Shedding light on photo-redox catalysis of NIR iridium (iii) complex for high photocytotoxicity against Cis-platin resistant ovarian cancer in 3d tumor spheroids

Abstract

The clinical translation of photodynamic therapy (PDT) is often hindered by the lack of photosensitizers (PSs) that achieve potent cytotoxicity at clinically relevant concentrations. This limitation stems from an incomplete understanding of photochemical mechanisms underlying PDT efficacy.
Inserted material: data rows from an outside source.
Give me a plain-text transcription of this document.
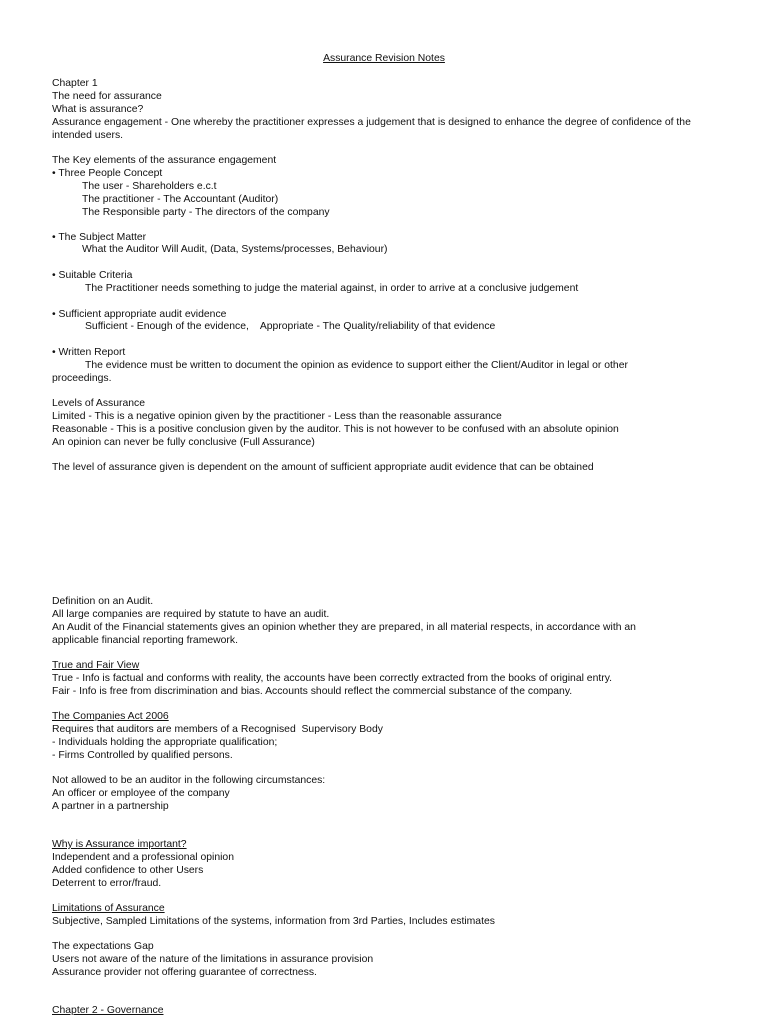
Assurance Revision Notes
Chapter 1
The need for assurance
What is assurance?
Assurance engagement - One whereby the practitioner expresses a judgement that is designed to enhance the degree of confidence of the intended users.
The Key elements of the assurance engagement
• Three People Concept
The user - Shareholders e.c.t
The practitioner - The Accountant (Auditor)
The Responsible party - The directors of the company
• The Subject Matter
What the Auditor Will Audit, (Data, Systems/processes, Behaviour)
• Suitable Criteria
The Practitioner needs something to judge the material against, in order to arrive at a conclusive judgement
• Sufficient appropriate audit evidence
Sufficient - Enough of the evidence,    Appropriate - The Quality/reliability of that evidence
• Written Report
The evidence must be written to document the opinion as evidence to support either the Client/Auditor in legal or other
proceedings.
Levels of Assurance
Limited - This is a negative opinion given by the practitioner - Less than the reasonable assurance
Reasonable - This is a positive conclusion given by the auditor. This is not however to be confused with an absolute opinion
An opinion can never be fully conclusive (Full Assurance)
The level of assurance given is dependent on the amount of sufficient appropriate audit evidence that can be obtained
Definition on an Audit.
All large companies are required by statute to have an audit.
An Audit of the Financial statements gives an opinion whether they are prepared, in all material respects, in accordance with an
applicable financial reporting framework.
True and Fair View
True - Info is factual and conforms with reality, the accounts have been correctly extracted from the books of original entry.
Fair - Info is free from discrimination and bias. Accounts should reflect the commercial substance of the company.
The Companies Act 2006
Requires that auditors are members of a Recognised  Supervisory Body
- Individuals holding the appropriate qualification;
- Firms Controlled by qualified persons.
Not allowed to be an auditor in the following circumstances:
An officer or employee of the company
A partner in a partnership
Why is Assurance important?
Independent and a professional opinion
Added confidence to other Users
Deterrent to error/fraud.
Limitations of Assurance
Subjective, Sampled Limitations of the systems, information from 3rd Parties, Includes estimates
The expectations Gap
Users not aware of the nature of the limitations in assurance provision
Assurance provider not offering guarantee of correctness.
Chapter 2 - Governance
Here, we report RM2, a near-infrared Ir(III)-based PS with a high molar absorption coefficient (17,700 M-1 cm-1 at the excitation wavelength), a key feature for attaining low IC50 values. Upon irradiation, RM2 undergoes two distinct single-electron transfer (SET) pathways: catalytic oxidation of NADH with a turnover frequency (TOF) of 690 h-1, and Type-I ROS generation (O₂•⁻ and H2O2), confirmed by EPR spectroscopy and H2O2 detection assays. In addition, RM2 displays a triplet state energy of 37.68 kcal mol-1 (1.63 eV, 762 nm) with a 5 µs lifetime, enabling efficient energy transfer to 3O2 and a singlet oxygen quantum yield (ϕΔ) of 0.75 in cell-free media. Encapsulation of RM2 in DSPE-mPEG2000 nanoparticles further amplified its activity, enhancing photocytotoxicity by 8.3-fold and achieving an IC50 of 60 nM against ovarian cancer cells. Remarkably, RM2 NPs retained this potency in cisplatin-resistant ID8 cells (IC50 = 60 nM), whereas cisplatin itself showed drastically reduced efficacy (IC50 = 10.46 µM in wild-type and 30.41 µM in resistant cells). Additionally, RM2 NPs exhibited pronounced efficacy against 3D ovarian tumor spheroid models, underscoring their translational potential. These results establish RM2 as a multifunctional photosensitizer, in which the synergy of long-lived triplet energy and favorable redox potentials enables diverse photochemical mechanisms, encompassing NADH oxidation and both Type-I and Type-II ROS generation. This multifaceted mechanism of action offers a powerful strategy to overcome hypoxia and drug resistance, significantly advancing the potential of PDT for effective cancer therapy.